Our wretched pilgrims had been long on their way ere the dawn climbed over our green hills. The day was very dark and cloudy. Early in the afternoon rain began falling. By six o’clock darkness fell like a pall upon us,—no moon, no stars, no ray of light. Even then we began listening for the sound of wheels, though we had been told not to expect the wanderers before eight o’clock. We put lamps in the windows, drew up the blinds, piled high with logs the old fireplace, hoping the illumination might make a little path of radiance through the forest’s gloom. For us this was an uncanny experience. Outside, no “social watchfires” gleamed from neighborly windows; in fact, there were no windows,—only the blackness of night. Within the old house were two lone, listening women. From the “ball-room” above came a flying touch of phantom feet and a faint swish of ghostly skirts, as plainly heard as the scurrying of mice among the packing-boxes. High up among the pines a lonely night-bird screamed; while upon the window-sills fell the steady drip, drip, drip of the rain, as if some wandering spirit of the night were rapping out for us a message.

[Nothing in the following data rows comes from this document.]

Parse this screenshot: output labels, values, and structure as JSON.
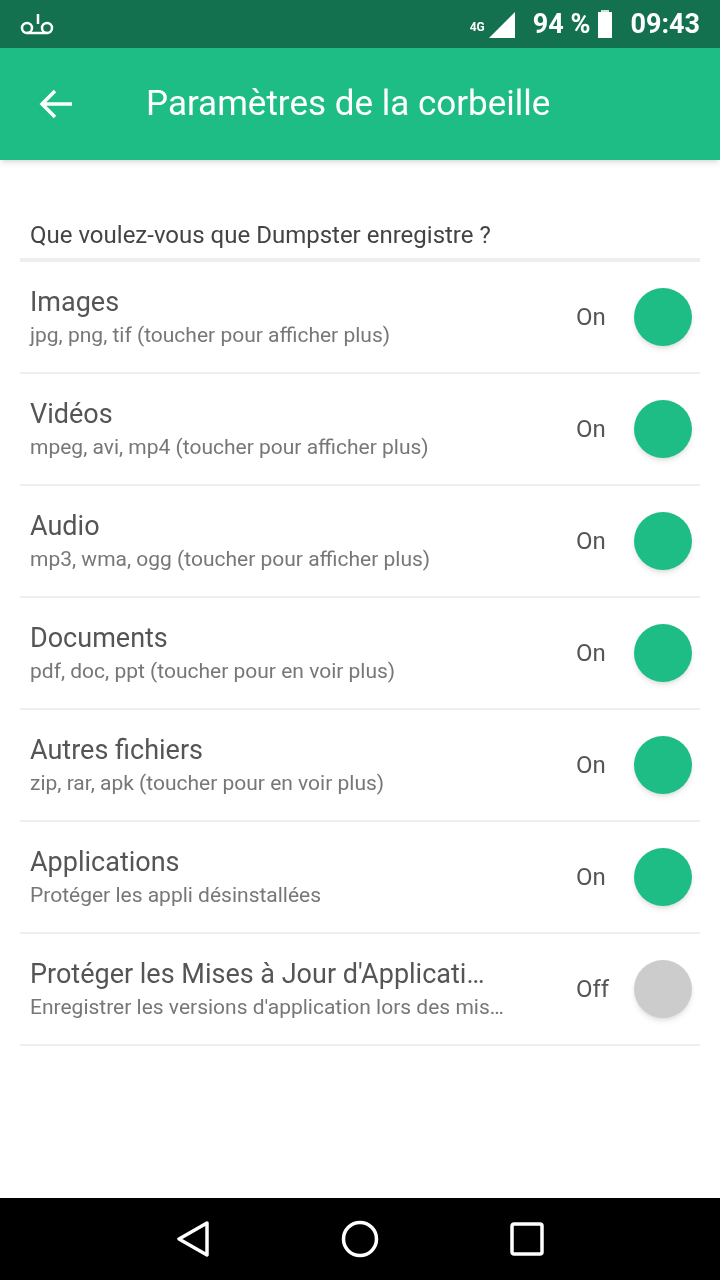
{
  "status_bar": {
    "network": "4G",
    "battery": "94 %",
    "time": "09:43"
  },
  "app_bar": {
    "title": "Paramètres de la corbeille"
  },
  "section": {
    "title": "Que voulez-vous que Dumpster enregistre ?"
  },
  "settings": [
    {
      "title": "Images",
      "subtitle": "jpg, png, tif (toucher pour afficher plus)",
      "state_label": "On",
      "on": true
    },
    {
      "title": "Vidéos",
      "subtitle": "mpeg, avi, mp4 (toucher pour afficher plus)",
      "state_label": "On",
      "on": true
    },
    {
      "title": "Audio",
      "subtitle": "mp3, wma, ogg (toucher pour afficher plus)",
      "state_label": "On",
      "on": true
    },
    {
      "title": "Documents",
      "subtitle": "pdf, doc, ppt (toucher pour en voir plus)",
      "state_label": "On",
      "on": true
    },
    {
      "title": "Autres fichiers",
      "subtitle": "zip, rar, apk (toucher pour en voir plus)",
      "state_label": "On",
      "on": true
    },
    {
      "title": "Applications",
      "subtitle": "Protéger les appli désinstallées",
      "state_label": "On",
      "on": true
    },
    {
      "title": "Protéger les Mises à Jour d'Applicati…",
      "subtitle": "Enregistrer les versions d'application lors des mis…",
      "state_label": "Off",
      "on": false
    }
  ]
}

Not until ten o’clock did we hear the welcome rumble of wheels over the little bridge at the foot of the hill. Then came a loud “Whoo-whoo,” a sort of mountain call we have learned here. How quickly we flew to the door and gave an answering call, all our fears forgotten! As that wagon-load of merchandise had to be carried in, it was midnight before we sat at supper, listening to a detailed account of the vexations and mishaps of the day. About dusk the travellers had found themselves “stuck fast in the mud,” working vainly a whole hour with rails and poles to lift those wheels out of a bog. Fortunately a Good Samaritan came along with a team of big Clydesdale horses, which he hitched to the wagon, yanking it out in a jiffy. Tom said he could have fallen upon the big necks of the horses and blubbered for joy. Just then night swooped down; and from that time until they reached home, one had to walk in advance with the lantern.

Thus endeth the story of the putting up of a kitchen range in the Ranch of the Pointed Firs.

P. S. Among the merchandise were found five kinds of bread.